Biżuteria PRL-u: wyjątkowo wytworna, jak na tamte czasy
Biżuteria z okresu PRL-u odwzorowywała styl, ale i możliwości tamtych czasów. W drugiej połowie XX wieku stanowiła bardzo ważny element mody, a także sposób na wyrażenie własnego stylu w czasach, gdy na dobra luksusowe mógł pozwolić sobie mało kto. Na przestrzeni kolejnych dekad jej charakter ewoluował:
- w latach 60. popularnością cieszyły się delikatne wzory, często z motywami kwiatowymi. Naszyjniki z tego okresu zazwyczaj są długie i eleganckie, a kolczyki przyjmowały formę kropli lub kółek;
- w latach 70. królowały geometryczne formy, a także abstrakcyjne wzory i symbole. Popularnością cieszyły się szerokie, metalowe bransolety, a także duże kolczyki o fantazyjnych kształtach, jak również biżuteria zawierająca kolorowe kamienie lub emalie;
- w latach 80. biżuteria przyjęła formę masywnych i ekstrawaganckich projektów. Medaliony często były duże, a kolczyki przybrały formę krążków i geometrycznych kształtów.

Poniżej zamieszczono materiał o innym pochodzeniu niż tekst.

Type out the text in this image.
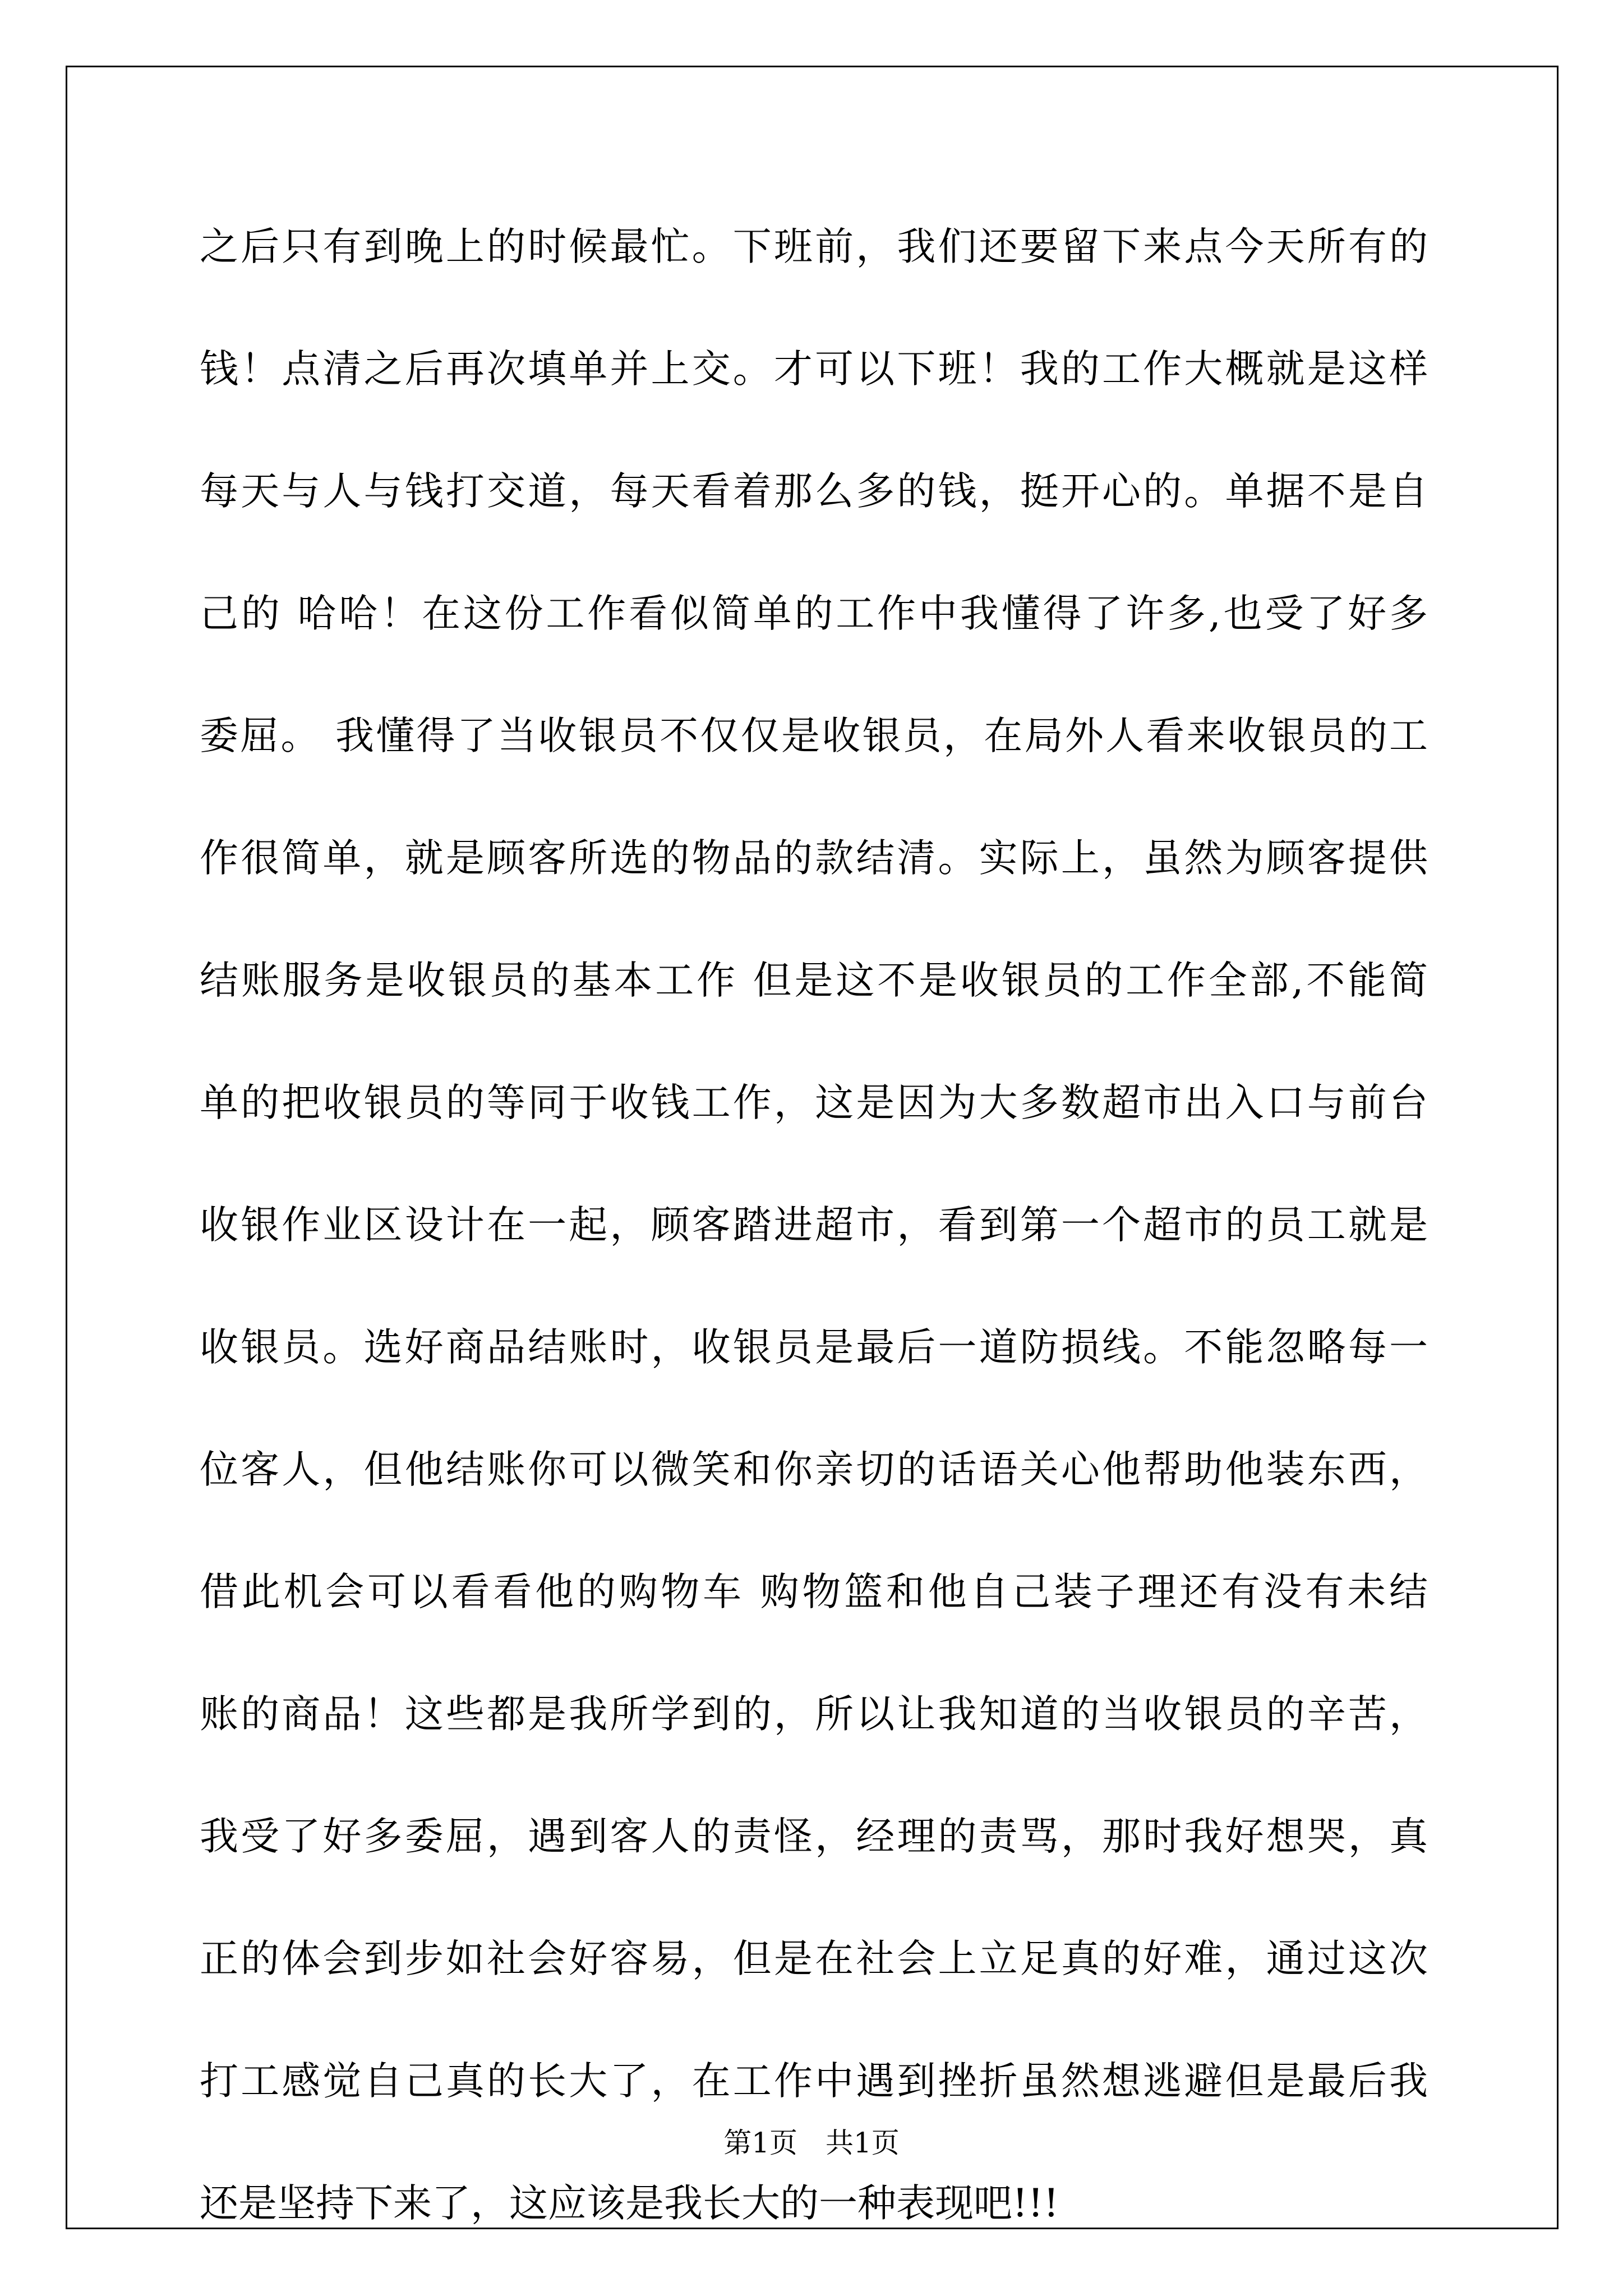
之后只有到晚上的时候最忙。下班前，我们还要留下来点今天所有的
钱！点清之后再次填单并上交。才可以下班！我的工作大概就是这样
每天与人与钱打交道，每天看着那么多的钱，挺开心的。单据不是自
己的 哈哈！在这份工作看似简单的工作中我懂得了许多,也受了好多
委屈。 我懂得了当收银员不仅仅是收银员，在局外人看来收银员的工
作很简单，就是顾客所选的物品的款结清。实际上，虽然为顾客提供
结账服务是收银员的基本工作 但是这不是收银员的工作全部,不能简
单的把收银员的等同于收钱工作，这是因为大多数超市出入口与前台
收银作业区设计在一起，顾客踏进超市，看到第一个超市的员工就是
收银员。选好商品结账时，收银员是最后一道防损线。不能忽略每一
位客人，但他结账你可以微笑和你亲切的话语关心他帮助他装东西，
借此机会可以看看他的购物车 购物篮和他自己装子理还有没有未结
账的商品！这些都是我所学到的，所以让我知道的当收银员的辛苦，
我受了好多委屈，遇到客人的责怪，经理的责骂，那时我好想哭，真
正的体会到步如社会好容易，但是在社会上立足真的好难，通过这次
打工感觉自己真的长大了，在工作中遇到挫折虽然想逃避但是最后我
还是坚持下来了，这应该是我长大的一种表现吧!!!
第1页 共1页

Z kolei pierścionki były bardziej wyraziste, a nawet ekstrawaganckie.
Biżuteria z PRL-u warta krocie? Ceny zwalają z nóg
Biżuteria z czasów PRL-u nie tylko wróciła do mody, ale jest także sporo warta. W ostatnim czasie coraz więcej kolczyków, naszyjników czy pierścionków z tego okresu trafia na popularne portale aukcyjne. Ich ceny mogą zaskakiwać. Za srebrny pierścionek można bowiem otrzymać nawet 1,5 tys. zł, a za pierścionek zdobiony bursztynem 1,4 tys. zł.

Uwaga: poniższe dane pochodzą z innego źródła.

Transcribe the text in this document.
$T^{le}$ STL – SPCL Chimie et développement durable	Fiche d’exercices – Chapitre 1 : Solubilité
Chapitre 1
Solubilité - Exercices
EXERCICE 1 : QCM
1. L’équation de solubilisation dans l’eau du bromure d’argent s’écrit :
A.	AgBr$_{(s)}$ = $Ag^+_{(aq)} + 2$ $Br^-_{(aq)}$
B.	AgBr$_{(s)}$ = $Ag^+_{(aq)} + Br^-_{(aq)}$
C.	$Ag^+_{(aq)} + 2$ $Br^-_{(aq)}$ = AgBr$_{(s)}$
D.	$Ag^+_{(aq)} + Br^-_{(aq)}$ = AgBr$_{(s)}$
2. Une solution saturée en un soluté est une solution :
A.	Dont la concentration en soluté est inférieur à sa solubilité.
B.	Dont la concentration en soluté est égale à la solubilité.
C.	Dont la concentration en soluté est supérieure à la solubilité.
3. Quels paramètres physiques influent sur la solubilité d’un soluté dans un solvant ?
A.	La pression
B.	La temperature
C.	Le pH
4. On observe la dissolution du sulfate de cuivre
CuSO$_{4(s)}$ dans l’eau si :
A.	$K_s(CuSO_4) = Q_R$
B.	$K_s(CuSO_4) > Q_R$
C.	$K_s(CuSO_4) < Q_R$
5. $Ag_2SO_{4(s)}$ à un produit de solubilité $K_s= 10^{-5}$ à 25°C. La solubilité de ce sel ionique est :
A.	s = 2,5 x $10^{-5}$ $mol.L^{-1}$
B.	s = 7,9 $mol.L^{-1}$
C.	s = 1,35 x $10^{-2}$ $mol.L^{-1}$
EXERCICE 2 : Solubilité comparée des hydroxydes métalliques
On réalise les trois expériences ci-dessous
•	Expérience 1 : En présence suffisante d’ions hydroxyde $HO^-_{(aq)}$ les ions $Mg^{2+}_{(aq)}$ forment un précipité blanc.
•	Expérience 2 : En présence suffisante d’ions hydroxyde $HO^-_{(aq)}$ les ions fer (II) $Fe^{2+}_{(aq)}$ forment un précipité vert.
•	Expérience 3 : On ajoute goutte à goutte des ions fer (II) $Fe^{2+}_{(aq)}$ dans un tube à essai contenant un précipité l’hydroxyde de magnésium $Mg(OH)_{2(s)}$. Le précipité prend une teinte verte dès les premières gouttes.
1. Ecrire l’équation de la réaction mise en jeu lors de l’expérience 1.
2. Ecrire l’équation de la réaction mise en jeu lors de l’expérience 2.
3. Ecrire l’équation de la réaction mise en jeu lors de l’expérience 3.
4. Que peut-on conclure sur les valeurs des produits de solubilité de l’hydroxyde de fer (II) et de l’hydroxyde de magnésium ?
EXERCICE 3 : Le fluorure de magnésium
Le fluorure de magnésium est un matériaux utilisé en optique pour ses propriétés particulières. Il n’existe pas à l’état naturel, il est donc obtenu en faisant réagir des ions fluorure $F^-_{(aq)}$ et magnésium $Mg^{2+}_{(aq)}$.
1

Jeszcze bardziej zaskakiwać może cena naszyjnika z koralami popularnej marki ORNO, która w PRL-u zajmowała się produkcją biżuterii. Jego cena może bowiem wynosić od 2,9 tys. zł do nawet 9 tys. zł
ZOBACZ TEŻ: Trzy składniki i włosy będą błyszczeć! Prosty trik z PRL-u
Biżuteria z PRL-u znowu w modzie
W trendach na wiosnę i lato 2024 roku pojawia się wiele charakterystycznych motywów znanych dobrze z biżuterii czasu PRL-u.
W tym sezonie do łask wracają na przykład masywne naszyjniki-łańcuchy oraz długie wisiory. Modne także są metaliczne bransolety, które powinny być duże i masywne, a nawet łączone w zestawy.
Jeden z tegorocznych trendów bardzo odważnie sięga do przeszłości. To retro klipsy, które zapewne znajdują się w niejednej zapomnianej szkatułce z biżuterią. Do łask wracają także kolczyki w formie koła, które już nie raz podbijały serca fanek mody.